Após receber a denúncia sobre o abandono dos equipamentos, ela encaminhou um ofício ao governo do Estado em que cobra informações sobre a situação da sede e do maquinário da extinta companhia, questiona o número de equipamento, seus valores e quais são as ações tomadas a respeito do destino dos bens.

“Não sabemos, até agora, o que ocorreu com os equipamentos que restaram na antiga sede, e nem o destino do prédio. Estamos questionando o governo sobre o abandono desse patrimônio, que foi constatado por fotografias que chegaram a mim por parte de ex-funcionários”, diz Luciana Genro.

Procurada pela reportagem, a Casa Civil do governo do Estado afirmou que, quando as atividades da Corag foram encerradas, os bens móveis integrantes do seu acervo patrimonial passaram para a Secretaria da Modernização Administrativa e dos Recursos Humanos (SMARH). “Esse mobiliário foi destinado a diversos órgãos integrantes da Administração Estadual”, diz nota encaminhada à reportagem.

Já a respeito dos equipamentos da gráfica, a Casa Civil diz que eles não puderam ter aproveitamento em atividades administrativas e que estão, neste momento, em “processo de avaliação para posterior alienação”.

A Casa Civil diz ainda que o prédio que sediava a Corag está sendo utilizado pela Brigada Militar, portanto não haveria “qualquer forma de abandono”. Contudo, o que está sendo usado pela BM é um espaço na frente da antiga sede, com a área onde estava a maior parte do maquinário sendo localizada nos fundos do terreno.
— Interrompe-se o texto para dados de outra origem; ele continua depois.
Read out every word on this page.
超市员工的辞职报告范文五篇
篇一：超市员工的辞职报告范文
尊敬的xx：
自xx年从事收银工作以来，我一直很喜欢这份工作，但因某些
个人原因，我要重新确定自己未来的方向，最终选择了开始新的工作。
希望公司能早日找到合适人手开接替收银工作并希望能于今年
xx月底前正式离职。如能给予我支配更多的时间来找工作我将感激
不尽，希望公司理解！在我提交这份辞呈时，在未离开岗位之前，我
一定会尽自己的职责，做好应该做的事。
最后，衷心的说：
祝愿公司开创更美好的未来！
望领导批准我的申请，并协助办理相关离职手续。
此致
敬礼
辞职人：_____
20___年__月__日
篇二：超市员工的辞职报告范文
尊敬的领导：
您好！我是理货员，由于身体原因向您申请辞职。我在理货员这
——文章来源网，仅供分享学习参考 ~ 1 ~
É neste local que o maquinário foi alocado e permanece, segundo as imagens feitas por ex-funcionários, em estado de abandono.

 

Foto: Divulgação

A extinção da Corag foi aprovada juntamente com a autorização para o fechamento da Fundação Estadual de Produção e Pesquisa em Saúde (FEPPS) e da Superintendência de Portos e Hidrovias (SPH). Além dessas, o governo Sartori também recebeu autorização para extinguir a Fundação de Esporte e Lazer do Estado do RS (Fundergs), a Fundação de Ciência e Tecnologia (Cientec), a Fundação para o Desenvolvimento de Recursos Humanos (FDRH), a Fundação de Economia e Estatística (FEE), a Fundação Zoobotânica, a Fundação Estadual de Planejamento Metropolitano e Regional (Metroplan), a Fundação Piratini — TVE e FM Cultura –, a Companhia Estadual de Silos e Armazéns (Cesa), a Fundação Instituto Gaúcho de Tradição e Folclore e a Fundação Estadual de Pesquisa Agropecuária (Fepagro).

Quando da conclusão da liquidação, em 2019, o governo do Estado informou que a extinção da Corag representava uma economia média de R$ 37 milhões por ano aos cofres do Estado, levando em conta salários e outras despesas.

Em ação que questionou a extinção, o Sindicato dos Trabalhadores nas Indústrias Gráficas de Porto Alegre alegou que a empresa registrou lucros de R$ 7,7 milhões em 2015 e, nos cinco anos anteriores, repassou R$ 50 milhões aos cofres do Estado. “Longe de constituir economia para os cofres do Estado, a extinção da Corag representaria a perda desses recursos”, diz nota do sindicato divulgada em 2017.

Contudo, o Estado argumenta que 70% do faturamento anual da empresa, na casa dos R$ 54 milhões anuais, deixou de existir quando o Diário Oficial do Estado passou a ser editado apenas em sua versão online.